AWE

This project is ongoing.

Overview: The goal of the AudiAnnotate Audiovisual Extensible Workflow (AWE) project is to accelerate access to, promote scholarship and teaching with, and extend understanding of significant digital AV collections in the humanities.

In response to the need for a workflow that supports IIIF manifest creation, collaborative editing, flexible modes of presentation, and permissions control, the AudiAnnotate project is developing AWE, a documented workflow using the recently adopted IIIF standard for AV materials that will help libraries, archives, and museums (LAMs), scholars, and the public access and use AV cultural heritage items. We will achieve this goal by connecting existing best-of-breed, open source tools for AV management (Aviary), annotation (such as Audacity and OHMS), public code and document repositories (GitHub), and the AudiAnnotate web application for creating and sharing IIIF manifests and annotations. Usually limited by proprietary software and LAM systems with restricted access to AV, users will use AWE as a complete sequence of tools and transformations for accessing, identifying, annotating, and sharing AWE “projects” such as singular pages or multi-page exhibits or editions with AV materials. LAMs will benefit from AWE as it facilitates metadata generation, is built on W3C web standards in IIIF for sharing online scholarship, and generates static web pages that are lightweight and easy to preserve and harvest. AWE represents a new kind of AV ecosystem where the exchange is opened between institutional repositories, annotation software, online repositories and publication platforms, and all kinds of users.

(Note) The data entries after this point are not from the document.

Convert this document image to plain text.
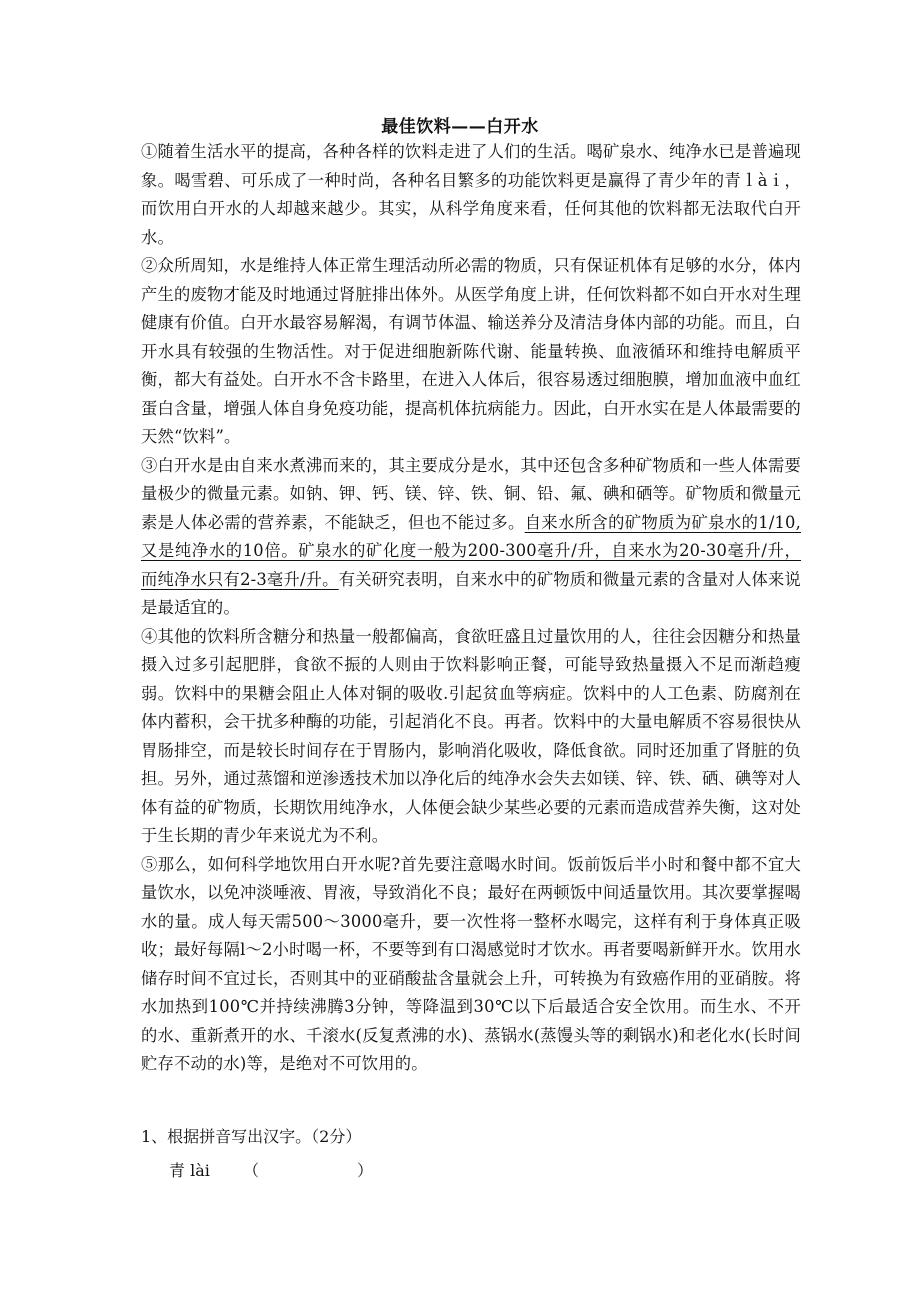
最佳饮料——白开水

①随着生活水平的提高，各种各样的饮料走进了人们的生活。喝矿泉水、纯净水已是普遍现象。喝雪碧、可乐成了一种时尚，各种名目繁多的功能饮料更是赢得了青少年的青ｌàｉ，而饮用白开水的人却越来越少。其实，从科学角度来看，任何其他的饮料都无法取代白开水。

②众所周知，水是维持人体正常生理活动所必需的物质，只有保证机体有足够的水分，体内产生的废物才能及时地通过肾脏排出体外。从医学角度上讲，任何饮料都不如白开水对生理健康有价值。白开水最容易解渴，有调节体温、输送养分及清洁身体内部的功能。而且，白开水具有较强的生物活性。对于促进细胞新陈代谢、能量转换、血液循环和维持电解质平衡，都大有益处。白开水不含卡路里，在进入人体后，很容易透过细胞膜，增加血液中血红蛋白含量，增强人体自身免疫功能，提高机体抗病能力。因此，白开水实在是人体最需要的天然“饮料”。

③白开水是由自来水煮沸而来的，其主要成分是水，其中还包含多种矿物质和一些人体需要量极少的微量元素。如钠、钾、钙、镁、锌、铁、铜、铅、氟、碘和硒等。矿物质和微量元素是人体必需的营养素，不能缺乏，但也不能过多。自来水所含的矿物质为矿泉水的1/10,又是纯净水的10倍。矿泉水的矿化度一般为200-300毫升/升，自来水为20-30毫升/升，而纯净水只有2-3毫升/升。有关研究表明，自来水中的矿物质和微量元素的含量对人体来说是最适宜的。

④其他的饮料所含糖分和热量一般都偏高，食欲旺盛且过量饮用的人，往往会因糖分和热量摄入过多引起肥胖，食欲不振的人则由于饮料影响正餐，可能导致热量摄入不足而渐趋瘦弱。饮料中的果糖会阻止人体对铜的吸收.引起贫血等病症。饮料中的人工色素、防腐剂在体内蓄积，会干扰多种酶的功能，引起消化不良。再者。饮料中的大量电解质不容易很快从胃肠排空，而是较长时间存在于胃肠内，影响消化吸收，降低食欲。同时还加重了肾脏的负担。另外，通过蒸馏和逆渗透技术加以净化后的纯净水会失去如镁、锌、铁、硒、碘等对人体有益的矿物质，长期饮用纯净水，人体便会缺少某些必要的元素而造成营养失衡，这对处于生长期的青少年来说尤为不利。

⑤那么，如何科学地饮用白开水呢?首先要注意喝水时间。饭前饭后半小时和餐中都不宜大量饮水，以免冲淡唾液、胃液，导致消化不良；最好在两顿饭中间适量饮用。其次要掌握喝水的量。成人每天需500～3000毫升，要一次性将一整杯水喝完，这样有利于身体真正吸收；最好每隔l～2小时喝一杯，不要等到有口渴感觉时才饮水。再者要喝新鲜开水。饮用水储存时间不宜过长，否则其中的亚硝酸盐含量就会上升，可转换为有致癌作用的亚硝胺。将水加热到100℃并持续沸腾3分钟，等降温到30℃以下后最适合安全饮用。而生水、不开的水、重新煮开的水、千滚水(反复煮沸的水)、蒸锅水(蒸馒头等的剩锅水)和老化水(长时间贮存不动的水)等，是绝对不可饮用的。

1、根据拼音写出汉字。（2分）
青 lài （	）
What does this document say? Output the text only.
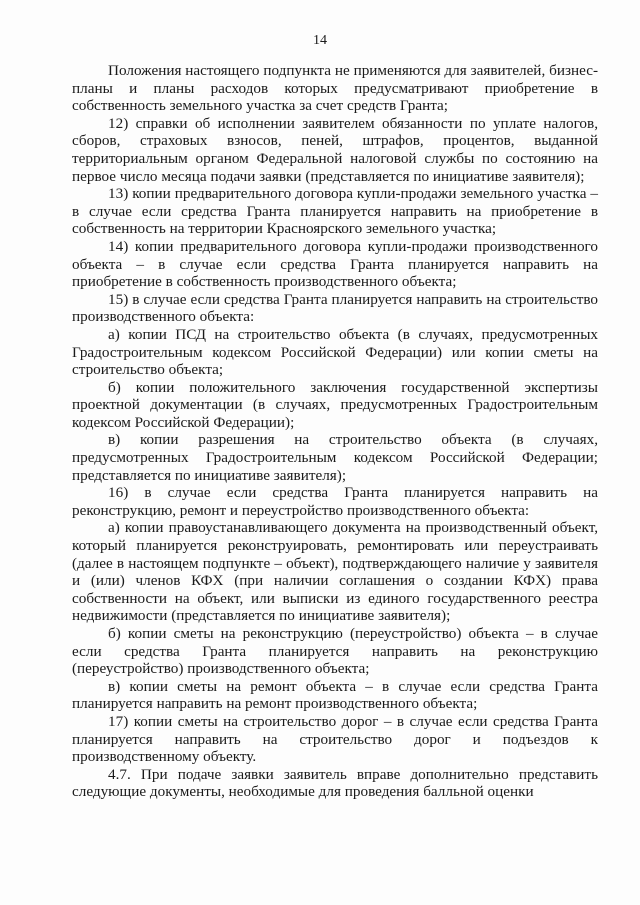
14

Положения настоящего подпункта не применяются для заявителей, бизнес-планы и планы расходов которых предусматривают приобретение в собственность земельного участка за счет средств Гранта;

12) справки об исполнении заявителем обязанности по уплате налогов, сборов, страховых взносов, пеней, штрафов, процентов, выданной территориальным органом Федеральной налоговой службы по состоянию на первое число месяца подачи заявки (представляется по инициативе заявителя);

13) копии предварительного договора купли-продажи земельного участка – в случае если средства Гранта планируется направить на приобретение в собственность на территории Красноярского земельного участка;

14) копии предварительного договора купли-продажи производственного объекта – в случае если средства Гранта планируется направить на приобретение в собственность производственного объекта;

15) в случае если средства Гранта планируется направить на строительство производственного объекта:

а) копии ПСД на строительство объекта (в случаях, предусмотренных Градостроительным кодексом Российской Федерации) или копии сметы на строительство объекта;

б) копии положительного заключения государственной экспертизы проектной документации (в случаях, предусмотренных Градостроительным кодексом Российской Федерации);

в) копии разрешения на строительство объекта (в случаях, предусмотренных Градостроительным кодексом Российской Федерации; представляется по инициативе заявителя);

16) в случае если средства Гранта планируется направить на реконструкцию, ремонт и переустройство производственного объекта:

а) копии правоустанавливающего документа на производственный объект, который планируется реконструировать, ремонтировать или переустраивать (далее в настоящем подпункте – объект), подтверждающего наличие у заявителя и (или) членов КФХ (при наличии соглашения о создании КФХ) права собственности на объект, или выписки из единого государственного реестра недвижимости (представляется по инициативе заявителя);

б) копии сметы на реконструкцию (переустройство) объекта – в случае если средства Гранта планируется направить на реконструкцию (переустройство) производственного объекта;

в) копии сметы на ремонт объекта – в случае если средства Гранта планируется направить на ремонт производственного объекта;

17) копии сметы на строительство дорог – в случае если средства Гранта планируется направить на строительство дорог и подъездов к производственному объекту.

4.7. При подаче заявки заявитель вправе дополнительно представить следующие документы, необходимые для проведения балльной оценки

AWE partnerships with institutions such as the American Folklife Center at the Library of Congress, Library of Congress Labs, the Furious Flower Poetry Center at James Madison University, the Fortunoff Video Archive for Holocaust Testimonies  at Yale Library, the Harry Ransom Center at the University of Texas, the Louie B. Nunn Center for Oral History at the University of Kentucky, the Woodberry Poetry Room at Harvard University, and the SpokenWeb Consortium will provide use cases to test the workflow and demonstrate its benefits to users and LAMs, thus encouraging broad use. Use cases developed through these partnerships will demonstrate the different ways that LAMs use (or don’t use) DAMs;  the wide variety of humanities materials in AV formats from poetry performances to oral histories that cultural heritage institutions hold; and the range of restrictions that users encounter, from freely available AV streamed online to materials accessible to a consortium of institutions, to artifacts that are locked down in private collections. These use cases collectively demonstrate (1) researchers annotating materials held at multiple holding institutions and presenting these annotations as a single, free-to-access project, (2) researchers with privileges annotating restricted materials but sharing annotations publicly, (3) multiple researchers working together at different holding institutions to produce annotations authored by many, and (4) a holding institution harvesting these annotations to increase the information they can provide about their AV cultural heritage artifacts. Better understanding and documenting these use cases is key to broadening the use of both IIIF and AV materials. These and other use cases will be described and shared in detail at each AWE project partner workshop, in presentations at the annual IIIF consortium and the annual DH or ACH conference, and in online documentation for scholars and the general public.